His weakness were women. He'd hire them in bunches, and had been accused of sexual harrassment in more than one occasion. Again here, his nature was to facilitate the process. At one point, he told me not to hire this gorgeous Puerto Rican girl (the tall, slender, blue-eyed, curly hair, sweet kind) who had probably deflected his advances. I hired her regardless and when he confronted me about it in front of the boss, I defended myself by saying that I had given her only a part-time position and that she was willing to pick up the schedules he didn't give to five other girls he'd hire the same week with 9-5 Monday through Friday schedules. He looked foolish.

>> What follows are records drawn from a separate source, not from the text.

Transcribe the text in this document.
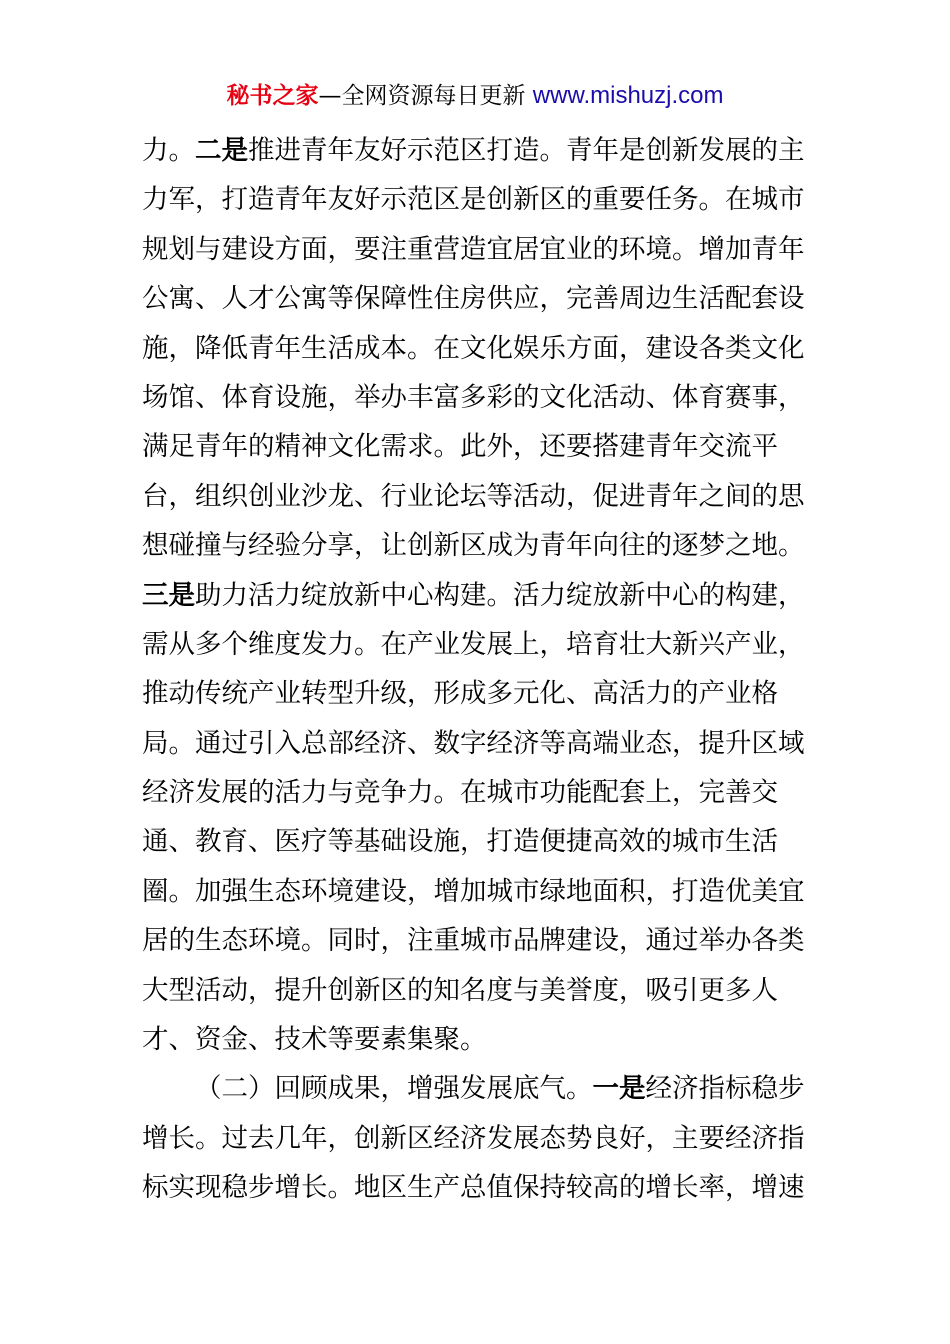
秘书之家—全网资源每日更新 www.mishuzj.com
力。二是推进青年友好示范区打造。青年是创新发展的主
力军，打造青年友好示范区是创新区的重要任务。在城市
规划与建设方面，要注重营造宜居宜业的环境。增加青年
公寓、人才公寓等保障性住房供应，完善周边生活配套设
施，降低青年生活成本。在文化娱乐方面，建设各类文化
场馆、体育设施，举办丰富多彩的文化活动、体育赛事，
满足青年的精神文化需求。此外，还要搭建青年交流平
台，组织创业沙龙、行业论坛等活动，促进青年之间的思
想碰撞与经验分享，让创新区成为青年向往的逐梦之地。
三是助力活力绽放新中心构建。活力绽放新中心的构建，
需从多个维度发力。在产业发展上，培育壮大新兴产业，
推动传统产业转型升级，形成多元化、高活力的产业格
局。通过引入总部经济、数字经济等高端业态，提升区域
经济发展的活力与竞争力。在城市功能配套上，完善交
通、教育、医疗等基础设施，打造便捷高效的城市生活
圈。加强生态环境建设，增加城市绿地面积，打造优美宜
居的生态环境。同时，注重城市品牌建设，通过举办各类
大型活动，提升创新区的知名度与美誉度，吸引更多人
才、资金、技术等要素集聚。
（二）回顾成果，增强发展底气。一是经济指标稳步
增长。过去几年，创新区经济发展态势良好，主要经济指
标实现稳步增长。地区生产总值保持较高的增长率，增速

In time, this girl served me well. She'd make me coffee, had the greatest degree of respect for me, and I persuaded her to follow suit against our common enemy. She did complain legitimately for wrong-doing, and she wasn't touched. She wanted him almost as much as I wanted her but due to work ethics... Oh, what the hell! In reality, I put work first always, just to build the tension of us working late alone for no other reason than to build the tension of the forbidden and succumb eventually to the inevitable. Our fling was not born out of her necessity for a job, that would equate prostitution; it was just explosive chemistry, the one that knows no obstacles, no social boundaries, no moral restrictions. I may have downplayed the fact here that this fling perhaps took away some focus the job demanded. Since then, my rule has been: don't mix business with pleasure. Ironically, in time, I made pleasure my business.
I think she still works there, now as a supervisor. Good for her. Slowly, though, I planted the seeds of discomfort within the ranks of the company, spred well-founded rumors about the boss's after-hours activities, his romantic excesses. Not too long after it, he came crumbling down. It took me sixteen months to see it happen, working from the shadows, serving people who at one point had been under my command. But it happened and not a week after it took place, I left without so much as a resignation. Just one day, I didn't show up to work. When they call me, I said: "Oh, I forgot to mention: I already have another job." I crashed the company car accidentally, and had filed reports on its defective brakes, so I was off the hook; the clients left one after the other in the sector I had so digilently worked .. my demotion. My work there had been completed.